伝説的少女大河小説『流血女神伝』のコミカライズは理想的? 須賀しのぶが伝える普遍的なメッセージ
ジェンダーにまつわる問いや、異文化との衝突を描き続けた
須賀しのぶはまた、少女小説というフォーマットの中で、ジェンダーにまつわる問いや、異文化との衝突を描き続けた作家である。本作でとりわけこれを象徴するのが、グラーシカというキャラクターである。
グラーシカは北方の強国ユリ・スカナの第二王女でありながら、ドレスではなく軍服を身にまとい、兵舎で親衛隊とともに暮らしている。彼女の望みは、国を継ぐ姉のために軍を率いることだった。
ユリ・スカナには女の将軍がいるが、カリエが暮らすルトヴィア帝国では女が剣を手に取ることはない。周囲の貴族はユリ・スカナを野蛮な国とみなし、グラーシカを変人扱いする。だがカリエは、グラーシカとの出会いで、これまであたり前とみなしていたことに対して、疑問を抱くようになった。「グラーシカのような選択肢があるなんて考えてもみなかった。どうしてルトヴィアの女には、そして男にも選ぶ権利はないの?」
カリエの目を見開かせることになるグラーシカは、気高く格好よいキャラクターとして造型されており、彼女の存在感は『流血女神伝』を読む楽しみのひとつでもある。コミカライズ版ではロングヘアになり、より一層麗しさが増した姿で登場する。
須賀が少女小説に託しているのは、年齢や性別を超えた普遍的なメッセージである。角川文庫版の『帝国の娘』下巻のあとがきには、以下のような記述がある。
「少女小説とは、夢です。ですが決して、甘くて都合のいい夢を見せるためだけの道具ではありません。少女に寄り添い、魅力的な光景を時に見せながら、大事な一歩を踏み出すために手を引いてくれるものだと私は思っています。
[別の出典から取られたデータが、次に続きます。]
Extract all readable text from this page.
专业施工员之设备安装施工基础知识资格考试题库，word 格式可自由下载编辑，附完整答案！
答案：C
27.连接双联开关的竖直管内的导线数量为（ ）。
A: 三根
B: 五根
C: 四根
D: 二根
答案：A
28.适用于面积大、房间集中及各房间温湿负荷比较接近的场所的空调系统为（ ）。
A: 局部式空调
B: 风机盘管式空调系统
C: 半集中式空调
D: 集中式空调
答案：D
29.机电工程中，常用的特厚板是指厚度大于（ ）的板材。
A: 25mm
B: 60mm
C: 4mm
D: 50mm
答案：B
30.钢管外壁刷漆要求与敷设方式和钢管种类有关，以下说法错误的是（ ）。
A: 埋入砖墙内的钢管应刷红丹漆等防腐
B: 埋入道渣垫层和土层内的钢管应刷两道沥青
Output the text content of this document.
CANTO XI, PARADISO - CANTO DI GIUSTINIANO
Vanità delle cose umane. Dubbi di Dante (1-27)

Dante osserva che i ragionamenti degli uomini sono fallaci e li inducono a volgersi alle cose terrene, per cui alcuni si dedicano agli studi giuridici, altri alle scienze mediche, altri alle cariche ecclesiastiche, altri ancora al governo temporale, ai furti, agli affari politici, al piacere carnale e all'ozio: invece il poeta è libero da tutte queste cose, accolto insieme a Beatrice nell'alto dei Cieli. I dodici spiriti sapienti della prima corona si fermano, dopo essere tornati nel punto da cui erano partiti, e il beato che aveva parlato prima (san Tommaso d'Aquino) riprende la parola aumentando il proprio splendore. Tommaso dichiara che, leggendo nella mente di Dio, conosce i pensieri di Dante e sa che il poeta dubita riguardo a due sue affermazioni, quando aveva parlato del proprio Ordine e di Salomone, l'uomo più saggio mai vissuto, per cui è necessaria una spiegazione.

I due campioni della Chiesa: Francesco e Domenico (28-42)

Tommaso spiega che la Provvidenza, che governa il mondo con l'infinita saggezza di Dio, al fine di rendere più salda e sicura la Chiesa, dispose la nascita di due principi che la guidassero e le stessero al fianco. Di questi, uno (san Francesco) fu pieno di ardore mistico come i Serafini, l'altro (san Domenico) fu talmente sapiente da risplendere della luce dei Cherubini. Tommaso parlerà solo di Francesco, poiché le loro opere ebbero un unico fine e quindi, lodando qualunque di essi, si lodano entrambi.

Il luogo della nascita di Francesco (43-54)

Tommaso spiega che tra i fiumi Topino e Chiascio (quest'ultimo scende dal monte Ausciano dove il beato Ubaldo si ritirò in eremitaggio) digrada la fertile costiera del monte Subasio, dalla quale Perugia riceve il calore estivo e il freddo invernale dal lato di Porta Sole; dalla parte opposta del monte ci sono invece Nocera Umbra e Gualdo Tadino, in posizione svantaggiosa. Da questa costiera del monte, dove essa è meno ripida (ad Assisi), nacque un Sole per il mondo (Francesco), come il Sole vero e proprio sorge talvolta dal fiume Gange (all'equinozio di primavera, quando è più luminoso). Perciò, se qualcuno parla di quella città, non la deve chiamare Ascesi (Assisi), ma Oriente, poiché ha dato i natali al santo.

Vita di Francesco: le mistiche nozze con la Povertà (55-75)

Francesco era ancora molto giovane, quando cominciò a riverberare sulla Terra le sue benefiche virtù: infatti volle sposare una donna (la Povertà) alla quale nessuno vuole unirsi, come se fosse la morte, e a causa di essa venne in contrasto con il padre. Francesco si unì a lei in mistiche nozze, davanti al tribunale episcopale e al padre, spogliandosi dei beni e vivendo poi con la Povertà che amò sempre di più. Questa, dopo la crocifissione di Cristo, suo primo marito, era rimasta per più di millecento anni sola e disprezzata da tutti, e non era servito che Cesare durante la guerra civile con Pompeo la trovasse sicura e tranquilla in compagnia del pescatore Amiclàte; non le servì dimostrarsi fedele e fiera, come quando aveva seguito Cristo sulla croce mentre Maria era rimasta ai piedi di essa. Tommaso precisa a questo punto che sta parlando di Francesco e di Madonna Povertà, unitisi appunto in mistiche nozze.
だからこそ、大人が読んでもまったくかまわないのです。」
コミカライズで『流血女神伝』に初めて触れた人は、ぜひとも原作小説の「帝国の娘」上下巻にも挑戦してほしい。シリーズは「帝国の娘」から始まり、「砂の覇王」「暗き神の鎖」「喪の王女」と続いていく。「帝国の娘」で物語が一段落するが、ここはまだカリエの激動の人生の序章に過ぎない。できるだけ長くコミカライズが続くことを願いつつ、連載を応援していきたい。